The arrowhead made of meteoritic iron from Mörigen. Collection Bern History Museum. Photo: Thomas Schüpbach
In an interdisciplinary study by the Natural History Museum Bern, led by geologist Prof. Dr. Beda Hofmann, researchers have proven that a Bronze Age arrowhead found in Mörigen on Lake Biel, Switzerland, was definitely made of meteoritic iron. Scientific evidence was provided by physicist Prof. Dr. Marc Schumann of the University of Freiburg, using gamma spectrometry. "The unusual aspect of this project is that we worked in a very interdisciplinary way and combined methods from such disparate sectors as archaeology, meteorite research and particle physics," says Schumann. The results have been published in the Journal of Archaeological Science.
Meteoritic iron is very rare
Evidence of such early use of meteoritic iron is extremely rare. The arrowhead comes from the holdings of the Bern History Museum, is 39 millimetres long and weighs 2.9 grammes, and originates from a Bronze Age pile-dwelling site in Mörigen by Lake Biel (900 to 800 BCE), where it was found during excavations in the 19th century. In order not to damage the irreplaceable historical artefact, non-destructive examination methods had to be used for the analysis.

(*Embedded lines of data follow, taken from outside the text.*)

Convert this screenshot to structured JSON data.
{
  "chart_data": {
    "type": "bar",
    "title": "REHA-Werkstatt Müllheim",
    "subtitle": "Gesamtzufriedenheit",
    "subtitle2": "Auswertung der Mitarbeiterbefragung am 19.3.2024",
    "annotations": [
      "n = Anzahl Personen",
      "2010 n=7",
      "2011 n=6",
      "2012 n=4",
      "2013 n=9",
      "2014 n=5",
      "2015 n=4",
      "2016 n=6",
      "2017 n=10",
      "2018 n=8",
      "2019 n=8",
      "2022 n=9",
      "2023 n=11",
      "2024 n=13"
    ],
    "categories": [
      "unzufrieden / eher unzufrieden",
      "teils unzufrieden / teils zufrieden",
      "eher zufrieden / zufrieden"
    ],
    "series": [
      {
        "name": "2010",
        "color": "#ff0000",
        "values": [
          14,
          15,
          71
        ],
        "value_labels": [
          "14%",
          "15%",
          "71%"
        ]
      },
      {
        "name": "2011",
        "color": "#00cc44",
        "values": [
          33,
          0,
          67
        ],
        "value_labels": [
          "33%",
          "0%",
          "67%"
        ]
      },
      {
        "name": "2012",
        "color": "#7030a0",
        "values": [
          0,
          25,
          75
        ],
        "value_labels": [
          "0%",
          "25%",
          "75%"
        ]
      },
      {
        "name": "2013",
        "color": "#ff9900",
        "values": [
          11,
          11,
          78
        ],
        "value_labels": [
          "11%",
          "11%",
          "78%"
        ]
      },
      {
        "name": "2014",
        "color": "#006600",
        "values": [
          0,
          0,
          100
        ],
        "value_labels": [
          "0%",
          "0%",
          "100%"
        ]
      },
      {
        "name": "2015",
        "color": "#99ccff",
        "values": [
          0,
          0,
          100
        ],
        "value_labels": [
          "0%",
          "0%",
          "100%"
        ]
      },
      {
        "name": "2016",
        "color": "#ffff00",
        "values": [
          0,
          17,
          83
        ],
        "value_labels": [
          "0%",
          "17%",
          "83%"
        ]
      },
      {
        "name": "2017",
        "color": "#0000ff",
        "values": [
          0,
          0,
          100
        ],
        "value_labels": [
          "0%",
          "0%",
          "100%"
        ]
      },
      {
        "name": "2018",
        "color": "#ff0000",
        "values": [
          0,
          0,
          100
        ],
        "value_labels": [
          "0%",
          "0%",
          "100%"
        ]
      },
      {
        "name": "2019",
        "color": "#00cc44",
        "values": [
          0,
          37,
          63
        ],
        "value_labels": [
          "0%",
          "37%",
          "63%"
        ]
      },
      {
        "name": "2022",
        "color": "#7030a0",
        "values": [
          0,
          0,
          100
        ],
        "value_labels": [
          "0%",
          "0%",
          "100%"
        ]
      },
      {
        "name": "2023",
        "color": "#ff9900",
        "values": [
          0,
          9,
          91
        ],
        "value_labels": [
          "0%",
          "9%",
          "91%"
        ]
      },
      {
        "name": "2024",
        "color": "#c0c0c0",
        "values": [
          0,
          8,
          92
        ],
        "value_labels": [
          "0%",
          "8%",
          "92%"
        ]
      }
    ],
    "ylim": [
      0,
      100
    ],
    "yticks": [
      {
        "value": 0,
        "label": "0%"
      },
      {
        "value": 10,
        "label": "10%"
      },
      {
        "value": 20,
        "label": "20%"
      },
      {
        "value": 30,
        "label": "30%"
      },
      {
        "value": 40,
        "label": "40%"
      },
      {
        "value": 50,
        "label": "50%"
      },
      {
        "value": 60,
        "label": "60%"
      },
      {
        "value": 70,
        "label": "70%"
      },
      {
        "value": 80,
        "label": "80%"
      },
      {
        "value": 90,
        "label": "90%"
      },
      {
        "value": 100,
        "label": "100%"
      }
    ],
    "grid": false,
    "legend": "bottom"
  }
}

The art of making iron from ore has been known in Central Europe since the beginning of the Iron Age around 800 BCE. Before that time, the metal was considered extremely rare and precious - it was only known from meteorites. Archaeological objects made of meteoritic iron are extremely rare, and therefore were probably not used as an everyday item. Only 55 such objects are known from the whole of Eurasia and Africa, and these come from 22 sites, with nineteen objects alone from the tomb of the Pharaoh Tutankhamun in Egypt. However, only a few of the artefacts have been examined with modern analytical methods.

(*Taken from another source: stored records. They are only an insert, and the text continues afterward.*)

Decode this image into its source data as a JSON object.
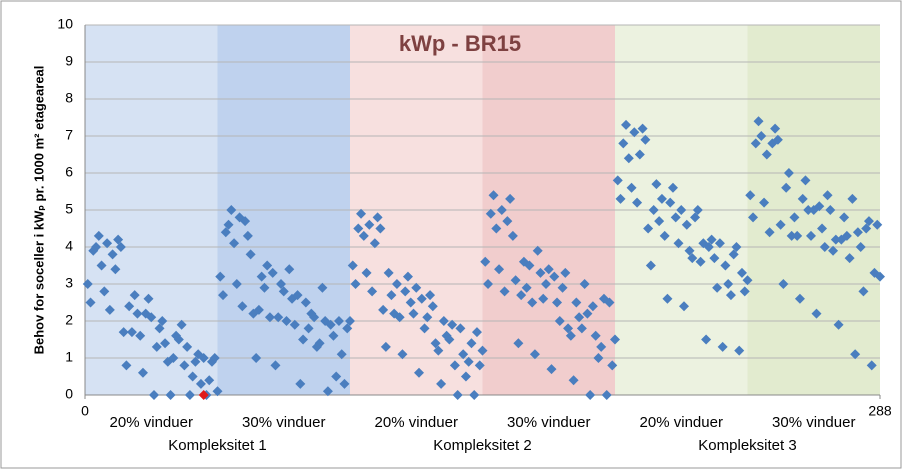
{
  "chart_data": {
    "type": "scatter",
    "title": "kWp - BR15",
    "y_label": "Behov for soceller i kWₚ pr. 1000 m² etageareal",
    "xlim": [
      0,
      288
    ],
    "xticks": [
      0,
      288
    ],
    "ylim": [
      0,
      10
    ],
    "yticks": [
      0,
      1,
      2,
      3,
      4,
      5,
      6,
      7,
      8,
      9,
      10
    ],
    "grid": true,
    "groups": [
      {
        "label": "Kompleksitet 1",
        "subgroups": [
          "20% vinduer",
          "30% vinduer"
        ],
        "colors": [
          "#d6e2f3",
          "#bfd2ee"
        ]
      },
      {
        "label": "Kompleksitet 2",
        "subgroups": [
          "20% vinduer",
          "30% vinduer"
        ],
        "colors": [
          "#f7e0df",
          "#f1cdcd"
        ]
      },
      {
        "label": "Kompleksitet 3",
        "subgroups": [
          "20% vinduer",
          "30% vinduer"
        ],
        "colors": [
          "#ecf2e0",
          "#e2ebcf"
        ]
      }
    ],
    "series": [
      {
        "color": "#4a7ebf",
        "x": [
          1,
          2,
          3,
          4,
          5,
          6,
          7,
          8,
          9,
          10,
          11,
          12,
          13,
          14,
          15,
          16,
          17,
          18,
          19,
          20,
          21,
          22,
          23,
          24,
          25,
          26,
          27,
          28,
          29,
          30,
          31,
          32,
          33,
          34,
          35,
          36,
          37,
          38,
          39,
          40,
          41,
          42,
          43,
          44,
          45,
          46,
          47,
          48,
          49,
          50,
          51,
          52,
          53,
          54,
          55,
          56,
          57,
          58,
          59,
          60,
          61,
          62,
          63,
          64,
          65,
          66,
          67,
          68,
          69,
          70,
          71,
          72,
          73,
          74,
          75,
          76,
          77,
          78,
          79,
          80,
          81,
          82,
          83,
          84,
          85,
          86,
          87,
          88,
          89,
          90,
          91,
          92,
          93,
          94,
          95,
          96,
          97,
          98,
          99,
          100,
          101,
          102,
          103,
          104,
          105,
          106,
          107,
          108,
          109,
          110,
          111,
          112,
          113,
          114,
          115,
          116,
          117,
          118,
          119,
          120,
          121,
          122,
          123,
          124,
          125,
          126,
          127,
          128,
          129,
          130,
          131,
          132,
          133,
          134,
          135,
          136,
          137,
          138,
          139,
          140,
          141,
          142,
          143,
          144,
          145,
          146,
          147,
          148,
          149,
          150,
          151,
          152,
          153,
          154,
          155,
          156,
          157,
          158,
          159,
          160,
          161,
          162,
          163,
          164,
          165,
          166,
          167,
          168,
          169,
          170,
          171,
          172,
          173,
          174,
          175,
          176,
          177,
          178,
          179,
          180,
          181,
          182,
          183,
          184,
          185,
          186,
          187,
          188,
          189,
          190,
          191,
          192,
          193,
          194,
          195,
          196,
          197,
          198,
          199,
          200,
          201,
          202,
          203,
          204,
          205,
          206,
          207,
          208,
          209,
          210,
          211,
          212,
          213,
          214,
          215,
          216,
          217,
          218,
          219,
          220,
          221,
          222,
          223,
          224,
          225,
          226,
          227,
          228,
          229,
          230,
          231,
          232,
          233,
          234,
          235,
          236,
          237,
          238,
          239,
          240,
          241,
          242,
          243,
          244,
          245,
          246,
          247,
          248,
          249,
          250,
          251,
          252,
          253,
          254,
          255,
          256,
          257,
          258,
          259,
          260,
          261,
          262,
          263,
          264,
          265,
          266,
          267,
          268,
          269,
          270,
          271,
          272,
          273,
          274,
          275,
          276,
          277,
          278,
          279,
          280,
          281,
          282,
          283,
          284,
          285,
          286,
          287,
          288
        ],
        "values": [
          3.0,
          2.5,
          3.9,
          4.0,
          4.3,
          3.5,
          2.8,
          4.1,
          2.3,
          3.8,
          3.4,
          4.2,
          4.0,
          1.7,
          0.8,
          2.4,
          1.7,
          2.7,
          2.2,
          1.6,
          0.6,
          2.2,
          2.6,
          2.1,
          0,
          1.3,
          1.8,
          2.0,
          1.4,
          0.9,
          0,
          1.0,
          1.6,
          1.5,
          1.9,
          0.8,
          1.3,
          0,
          0.5,
          0.9,
          1.1,
          0.3,
          1.0,
          0,
          0.4,
          0.9,
          1.0,
          0.1,
          3.2,
          2.7,
          4.4,
          4.6,
          5.0,
          4.1,
          3.0,
          4.8,
          2.4,
          4.7,
          4.3,
          3.8,
          2.2,
          1.0,
          2.3,
          3.2,
          2.9,
          3.5,
          2.1,
          3.3,
          0.8,
          2.1,
          3.0,
          2.8,
          2.0,
          3.4,
          2.6,
          1.9,
          2.7,
          0.3,
          1.5,
          2.5,
          1.8,
          2.2,
          2.1,
          1.3,
          1.4,
          2.9,
          2.0,
          0.1,
          1.9,
          1.6,
          0.5,
          2.0,
          1.1,
          0.3,
          1.8,
          2.0,
          3.5,
          3.0,
          4.5,
          4.9,
          4.3,
          3.3,
          4.6,
          2.8,
          4.1,
          4.8,
          4.5,
          2.3,
          1.3,
          3.3,
          2.7,
          2.2,
          3.0,
          2.1,
          1.1,
          2.8,
          3.2,
          2.5,
          2.2,
          2.9,
          0.6,
          2.6,
          1.8,
          2.1,
          2.7,
          2.4,
          1.4,
          1.2,
          0.3,
          2.0,
          1.6,
          1.5,
          1.9,
          0.8,
          0,
          1.8,
          1.1,
          0.5,
          0.9,
          1.4,
          0,
          1.7,
          0.8,
          1.2,
          3.6,
          3.0,
          4.9,
          5.4,
          4.5,
          3.4,
          5.0,
          2.8,
          4.7,
          5.3,
          4.3,
          3.1,
          1.4,
          2.7,
          3.6,
          2.9,
          3.5,
          2.5,
          1.1,
          3.9,
          3.3,
          2.6,
          3.0,
          3.4,
          0.7,
          3.2,
          2.5,
          2.0,
          2.9,
          3.3,
          1.8,
          1.6,
          0.4,
          2.5,
          2.1,
          1.8,
          3.0,
          2.2,
          0,
          2.4,
          1.6,
          1.0,
          1.3,
          2.6,
          0,
          2.5,
          0.8,
          1.5,
          5.8,
          5.3,
          6.8,
          7.3,
          6.4,
          5.6,
          7.1,
          5.2,
          6.5,
          7.2,
          6.9,
          4.5,
          3.5,
          5.0,
          5.7,
          4.7,
          5.3,
          4.3,
          2.6,
          5.2,
          5.6,
          4.8,
          4.1,
          5.0,
          2.4,
          4.6,
          3.9,
          3.7,
          4.8,
          5.0,
          3.6,
          4.1,
          1.5,
          4.0,
          4.2,
          3.7,
          2.9,
          4.1,
          1.3,
          3.5,
          3.0,
          2.7,
          3.8,
          4.0,
          1.2,
          3.3,
          2.8,
          3.1,
          5.4,
          4.8,
          6.8,
          7.4,
          7.0,
          5.2,
          6.5,
          4.4,
          6.8,
          7.2,
          6.9,
          4.6,
          3.0,
          5.6,
          6.0,
          4.3,
          4.8,
          4.3,
          2.6,
          5.3,
          5.8,
          5.0,
          4.3,
          5.0,
          2.2,
          5.1,
          4.5,
          4.0,
          5.4,
          5.0,
          3.9,
          4.2,
          1.9,
          4.2,
          4.8,
          4.3,
          3.7,
          5.3,
          1.1,
          4.4,
          4.0,
          2.8,
          4.5,
          4.7,
          0.8,
          3.3,
          4.6,
          3.2
        ]
      },
      {
        "color": "#e01b1b",
        "x": [
          43
        ],
        "values": [
          0
        ]
      }
    ]
  }
}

New methods for examining meteorites
The methods used in this study for the analysis of the arrowhead in Bern include light microscopy, scanning electron microscopy, X-ray tomography, X-ray fluorescence, muon-induced X-ray emission (MIXE) and highly sensitive gamma spectrometry. "Using gamma spectrometry we can produce a radioactive fingerprint from any sample and even find relatively transient isotopes," says Schumann. "Some of these isotopes are only produced in outer space." These include aluminium-26, which Schumann and his team was able to detect in the arrowhead. "This gave us unequivocal evidence that the material was from a meteorite which had been exposed to cosmic radiation in space for a long time."
Astonishing discovery
The surprising fact about the meteoritic iron was however that it did not derive from the nearby Twannberg meteorite strewn-field in the Jura region of Bern, Switzerland. With about 8.3 percent nickel, the amount of this element in the arrowhead is almost twice as much as that in the Twannberg meteorite. A high level of germanium also shows that it is very probably a type IAB meteorite. In addition, the rather low concentration of aluminium-26 indicates that the sample originates from the interior of a meteorite which originally had a mass of at least 2 tons.

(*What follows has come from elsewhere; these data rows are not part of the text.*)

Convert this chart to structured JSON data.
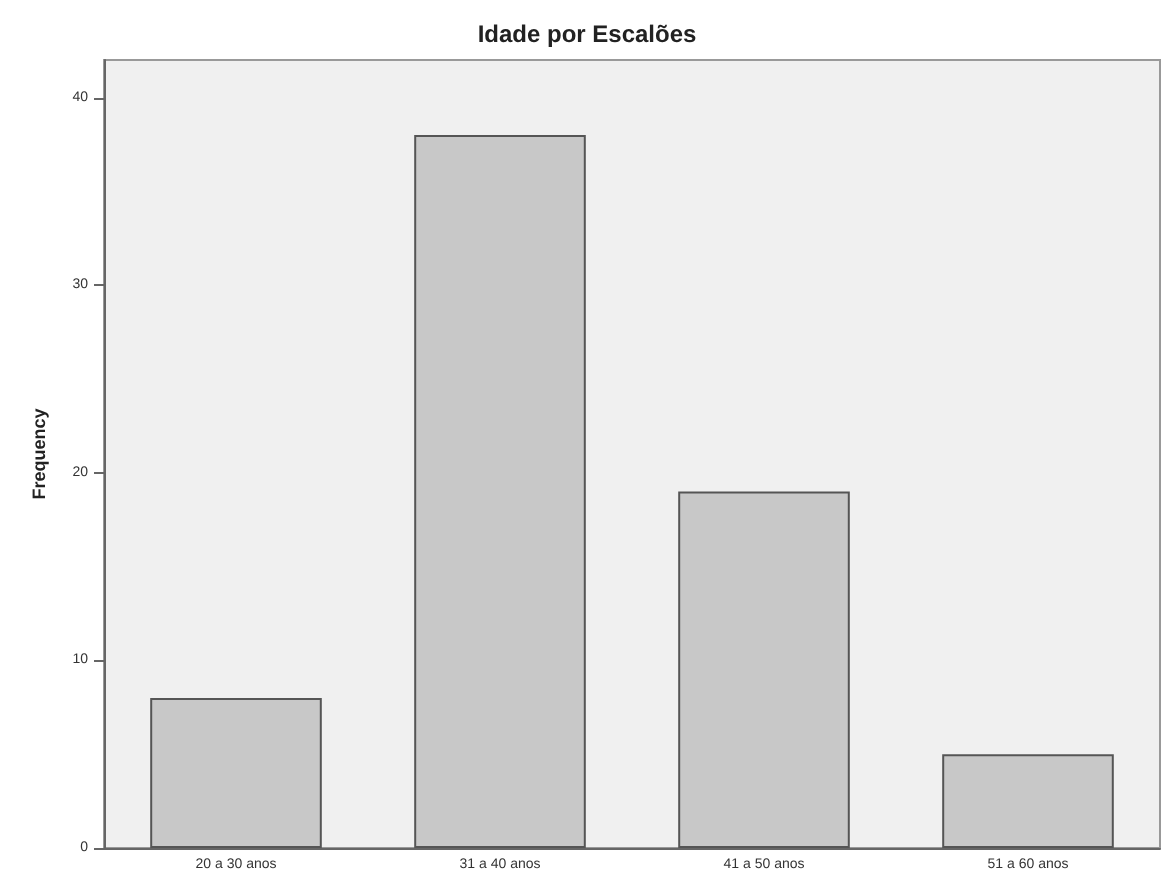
{
  "chart_data": {
    "type": "bar",
    "title": "Idade por Escalões",
    "ylabel": "Frequency",
    "categories": [
      "20 a 30 anos",
      "31 a 40 anos",
      "41 a 50 anos",
      "51 a 60 anos"
    ],
    "values": [
      8,
      38,
      19,
      5
    ],
    "color": "#c8c8c8",
    "ylim": [
      0,
      42
    ],
    "yticks": [
      0,
      10,
      20,
      30,
      40
    ],
    "grid": false
  }
}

There are only a few known large IAB iron meteorites in Europe. The most likely origin is assumed to be the meteorite "Kaalijarv", which fell in Estonia during the Bronze Age (approx. 1500 BCE). The fall of this meteorite produced several craters of up to 100 metres in diameter. Since the largest meteorite fragments exploded on the ground, many small splinters must have been produced. Further analyses in archaeological collections in Europe could provide clues to whether the trail of the arrowhead stretching from Mörigen to Estonia can be confirmed.
Summary:
- Original publication: Hofmann, B.A., Bolliger Schreyer, S., Biswas, S., Gerchow, L., Wiebe, D., Schumann, D., Lindemann, S., Ramírez García, D., Lanari, P., Gfeller, F., Vigo, C., Das, D., Hotz, F., v. Schoeler K., Ninomiya, K., Niikura, M., Ritjoho, N., Amato, A.: An arrowhead made of meteoritic iron from the late Bronze Age settlement of Mörigen, Switzerland and its possible source. In: Journal of Archaeological Science (2023).
DOI: https://doi.org/10.1016/j.jas.2023.105827
- The project was coordinated by the Natural History Museum Bern. Also involved were the Bern History Museum, the University of Freiburg's Institute of Physics, the Institute of Geological Sciences at the University of Bern, Switzerland, and the Paul Scherrer Institute in Villigen, Switzerland.
- Marc Schumann is Professor of Astroparticle Physics at the University of Freiburg's Institute of Physics. His research focuses on the experimental hunt for extremely rare processes, such as dark matter. He also constructs highly sensitive detectors which emit minimal radioactivity of their own.